Un nuovo allarme arriva per chi utilizza cuffie: sostanze chimiche tossiche capaci di provocare danni all’organismo sono state rilevate in tutti i 81 modelli di cuffie testati. La ricerca è stata condotta dal progetto europeo ToxFree LIFE for All, che ha analizzato cuffie in-ear e over-ear disponibili nei mercati di Repubblica Ceca, Slovacchia, Ungheria, Slovenia e Austria, oltre a piattaforme online come Shein e Temu. Gli esperti hanno individuato sostanze endocrine-disrupting, tra cui i cosiddetti “forever chemicals” bisfenolo A (BPA) e bisfenolo S (BPS). Il Bisfenolo A è considerato una sostanza pericolosa nell'Unione europea perché può danneggiare la fertilità, causare danni agli occhi, reazioni allergiche cutanee e irritazione delle vie respiratorie.3 È anche noto per interferire con gli ormoni, il che può influenzare la funzione riproduttiva, le capacità cognitive e il metabolismo. Negli studi condotti sui topi anche a dosi molto basse, il BPA può portare potenzialmente a malattie autoimmuni e infiammazione polmonare.
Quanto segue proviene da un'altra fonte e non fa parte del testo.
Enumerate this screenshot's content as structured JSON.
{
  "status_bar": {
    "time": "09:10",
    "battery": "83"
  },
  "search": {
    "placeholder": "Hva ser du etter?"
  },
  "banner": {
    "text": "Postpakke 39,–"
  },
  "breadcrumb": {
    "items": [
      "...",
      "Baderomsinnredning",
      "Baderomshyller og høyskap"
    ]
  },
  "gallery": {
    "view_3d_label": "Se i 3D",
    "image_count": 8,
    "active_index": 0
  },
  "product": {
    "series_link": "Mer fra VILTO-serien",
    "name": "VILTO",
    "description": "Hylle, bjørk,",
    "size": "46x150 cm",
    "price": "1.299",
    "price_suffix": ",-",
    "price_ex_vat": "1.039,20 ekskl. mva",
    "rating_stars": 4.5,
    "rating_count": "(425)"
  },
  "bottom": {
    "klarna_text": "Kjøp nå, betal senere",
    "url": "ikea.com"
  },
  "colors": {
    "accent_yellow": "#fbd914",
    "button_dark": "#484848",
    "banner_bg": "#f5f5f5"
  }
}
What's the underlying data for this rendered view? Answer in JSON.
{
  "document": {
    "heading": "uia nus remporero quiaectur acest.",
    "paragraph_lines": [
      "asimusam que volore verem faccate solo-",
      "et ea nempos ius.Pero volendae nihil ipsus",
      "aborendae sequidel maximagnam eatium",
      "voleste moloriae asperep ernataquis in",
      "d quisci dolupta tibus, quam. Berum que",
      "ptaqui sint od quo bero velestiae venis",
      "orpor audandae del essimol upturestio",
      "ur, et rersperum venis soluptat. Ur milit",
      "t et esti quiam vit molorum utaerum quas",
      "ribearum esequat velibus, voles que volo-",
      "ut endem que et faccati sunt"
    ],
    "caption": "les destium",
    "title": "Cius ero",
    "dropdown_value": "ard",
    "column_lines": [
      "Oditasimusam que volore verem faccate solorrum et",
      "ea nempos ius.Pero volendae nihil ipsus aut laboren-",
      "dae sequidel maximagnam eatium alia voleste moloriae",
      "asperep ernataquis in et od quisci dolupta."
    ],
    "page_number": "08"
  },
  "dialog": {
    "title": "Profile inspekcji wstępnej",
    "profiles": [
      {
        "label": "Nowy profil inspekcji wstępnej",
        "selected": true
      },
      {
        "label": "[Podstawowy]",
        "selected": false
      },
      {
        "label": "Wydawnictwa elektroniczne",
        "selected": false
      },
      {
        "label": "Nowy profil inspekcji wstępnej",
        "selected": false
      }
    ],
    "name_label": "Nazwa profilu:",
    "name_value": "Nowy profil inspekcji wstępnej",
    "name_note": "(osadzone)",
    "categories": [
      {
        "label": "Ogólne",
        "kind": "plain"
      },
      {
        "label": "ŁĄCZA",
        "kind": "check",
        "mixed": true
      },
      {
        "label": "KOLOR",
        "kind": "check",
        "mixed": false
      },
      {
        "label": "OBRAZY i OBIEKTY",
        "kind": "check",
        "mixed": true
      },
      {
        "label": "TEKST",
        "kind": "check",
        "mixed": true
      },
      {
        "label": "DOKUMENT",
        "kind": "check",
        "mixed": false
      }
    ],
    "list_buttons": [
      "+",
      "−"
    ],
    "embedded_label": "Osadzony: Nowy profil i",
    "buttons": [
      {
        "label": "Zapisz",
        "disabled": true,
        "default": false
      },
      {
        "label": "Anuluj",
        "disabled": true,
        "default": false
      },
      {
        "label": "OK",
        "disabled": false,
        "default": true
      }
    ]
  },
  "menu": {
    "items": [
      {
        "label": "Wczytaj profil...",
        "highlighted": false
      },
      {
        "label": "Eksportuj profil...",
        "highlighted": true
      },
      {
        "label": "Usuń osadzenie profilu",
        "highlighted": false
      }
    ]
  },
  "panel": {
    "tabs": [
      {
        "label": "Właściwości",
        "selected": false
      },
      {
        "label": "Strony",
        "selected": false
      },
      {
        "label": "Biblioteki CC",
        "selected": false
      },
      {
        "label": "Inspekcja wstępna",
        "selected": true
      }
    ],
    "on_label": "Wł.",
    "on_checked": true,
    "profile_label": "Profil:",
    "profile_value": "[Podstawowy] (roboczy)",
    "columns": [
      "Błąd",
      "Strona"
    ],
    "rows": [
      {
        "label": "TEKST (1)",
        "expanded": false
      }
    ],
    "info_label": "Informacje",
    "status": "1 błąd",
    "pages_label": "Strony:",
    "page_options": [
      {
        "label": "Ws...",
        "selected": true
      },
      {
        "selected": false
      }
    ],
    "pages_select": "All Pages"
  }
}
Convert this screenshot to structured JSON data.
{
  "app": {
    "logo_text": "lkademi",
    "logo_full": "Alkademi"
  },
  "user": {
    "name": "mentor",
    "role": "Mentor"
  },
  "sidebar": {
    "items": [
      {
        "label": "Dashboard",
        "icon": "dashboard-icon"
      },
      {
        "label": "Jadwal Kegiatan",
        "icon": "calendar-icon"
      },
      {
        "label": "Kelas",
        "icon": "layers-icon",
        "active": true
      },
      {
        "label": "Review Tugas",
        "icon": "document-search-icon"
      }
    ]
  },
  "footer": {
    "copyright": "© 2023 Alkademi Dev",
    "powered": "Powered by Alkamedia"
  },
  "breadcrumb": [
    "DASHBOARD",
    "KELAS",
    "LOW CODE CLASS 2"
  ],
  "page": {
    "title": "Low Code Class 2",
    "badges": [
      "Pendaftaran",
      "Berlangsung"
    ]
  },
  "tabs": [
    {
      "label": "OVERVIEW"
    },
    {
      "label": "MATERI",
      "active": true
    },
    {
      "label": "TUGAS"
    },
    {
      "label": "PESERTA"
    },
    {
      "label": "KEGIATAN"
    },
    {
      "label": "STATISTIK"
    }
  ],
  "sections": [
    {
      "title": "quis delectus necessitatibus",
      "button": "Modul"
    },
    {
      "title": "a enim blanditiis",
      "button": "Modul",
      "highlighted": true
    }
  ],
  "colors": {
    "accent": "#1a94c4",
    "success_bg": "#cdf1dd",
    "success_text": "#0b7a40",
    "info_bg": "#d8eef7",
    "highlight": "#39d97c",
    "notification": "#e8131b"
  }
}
Preoccupante è il fatto che il 98% delle cuffie testate conteneva BPA e oltre tre quarti contenevano BPS, con concentrazioni in alcuni modelli fino a 315 mg/kg, molto al di sopra del limite di sicurezza di 10 mg/kg raccomandato dall’European Chemicals Agency. Particolarmente rischiose per l’uso sportivo in-ear, dove calore e sudore possono accelerare la migrazione delle sostanze chimiche sulla pelle.
Karolina Brabcová, come riporta Daily Mail, esperta chimica di Arnika (organizzazione ceca impegnata da anni nella protezione dell’ambiente e nella riduzione dell’inquinamento da sostanze chimiche dannose, e cofinanziato dal programma LIFE), partner del progetto, avverte: “Queste sostanze non sono solo additivi; possono migrare dalle cuffie al nostro corpo. L’uso quotidiano, soprattutto durante l’attività fisica, accelera questa migrazione direttamente sulla pelle. Anche se non c’è un rischio immediato, le esposizioni a lungo termine, soprattutto per gruppi vulnerabili come gli adolescenti, sono motivo di grande preoccupazione.”
Lo studio ha inoltre rilevato livelli elevati di BPA e BPS soprattutto in cuffie commercializzate per bambini o adolescenti. I ricercatori spiegano che piccole dosi da singole fonti possono avere effetti minimi, ma quando più sostanze chimiche si combinano, possono generare un “effetto cocktail” con conseguenze gravi a lungo termine. Alcuni modelli contenevano anche ftalati, sostanze tossiche per la riproduzione capaci di compromettere la fertilità.
Gli scienziati hanno quindi lanciato un appello urgente ai legislatori europei: vietare le sostanze endocrine-disrupting e garantire che non vengano sostituite con additivi altrettanto dannosi. Emese Gulyás, responsabile del progetto ToxFree LIFE for All, sottolinea: “Abbiamo bisogno di regolamentazioni UE immediate e armonizzate che vietino intere classi di sostanze chimiche tossiche.”
I ricercatori invitano i consumatori a prestare attenzione alle cuffie utilizzate quotidianamente, in particolare per bambini, adolescenti e utenti sportivi, e chiedono alle aziende di rivedere urgentemente la sicurezza dei materiali impiegati. L’allarme evidenzia come prodotti di uso comune, spesso considerati sicuri, possano rappresentare un rischio chimico significativo a lungo termine, rendendo urgente l’intervento di regolatori e produttori.